4)Make Matt Hasselbeck feel 40.Hasselbeck is 4-1 as a starter in place of Andrew Luck this season, so the whole 40-year-old-quarterback thing isn't nearly as important as the fact that he's still an effective player. He is smart, efficient and the Colts' offense at times this season has played better with him than with Luck. Still, he struggled against Pittsburgh last week. Make him struggle again. Time the pressure. Hit him. Make things difficult. Something.

5)Keep Good Blake in the game.The good version of Blake Bortles has shown up a lot this year; it really showed up last week. Five touchdowns and no interceptions is better than anyone has a right to expect every week, but the no-interceptions part is key. That was as positive a step as the five touchdown passes and the more he moves in that direction the more the Jaguars' offense will improve.

6)Forget the standings.This playoff talk is over, but the season isn't. The Jaguars still have to play hard for the final four games. This shouldn't be an issue. Head Coach Gus Bradley never has lost this locker room. He won't start now.

7)Cover the tight end.Just do it.

8)Don't forget Julius Thomas.For all the praise of Allen Robinson this week – and it has been really, really well-deserved praise – the emergence of tight end Julius Thomas in recent weeks has been equally important. He was only targeted three times last week, but he scored a touchdown for a third consecutive game and his presence in the red zone is key.

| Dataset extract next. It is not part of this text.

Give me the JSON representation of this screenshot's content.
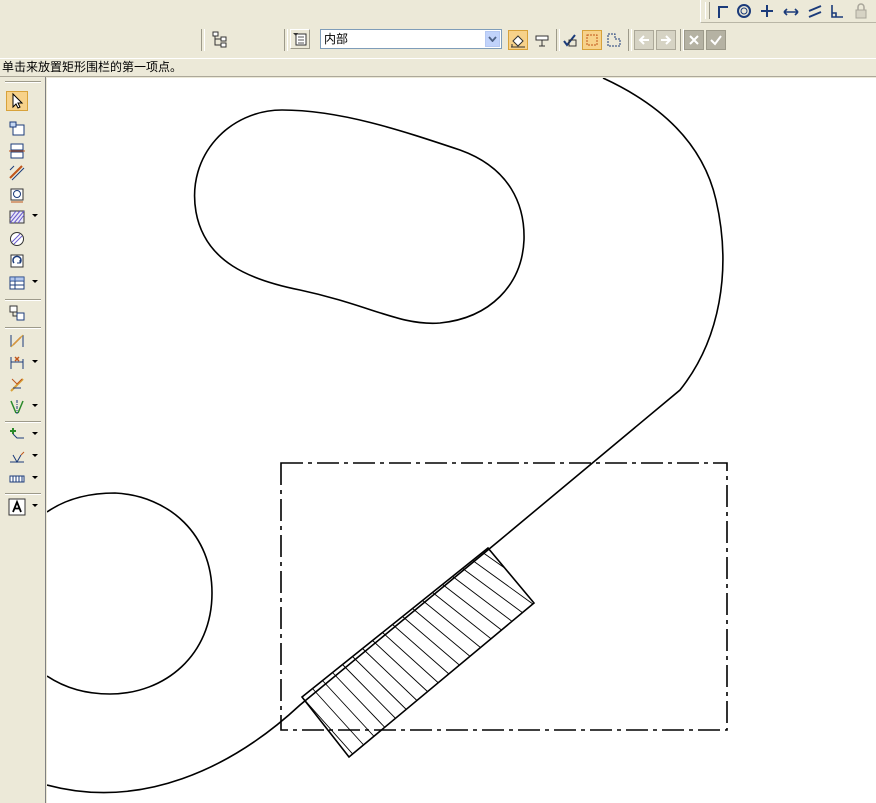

9)Wrap up.The Jaguars missed 16 tackles last week. Some of that may have been being out of position because of a lot of added schemes and pressures. More of it is likely players just needing to play better. Whatever, if you give NFL teams free yards they're going to take advantage.

10)Get off the field. This is for the defense. The Jaguars are 32nd in the NFL in third-down defense. That's crushing, especially when you've played well enough on first and second down to force third-and-longs. A lot of this ties in with pass rush, and it doesn't appear there's an easy fix this season for either issue. Still, if this defense could have gotten off the field more often on third and down this season … well, that's an awfully big "if."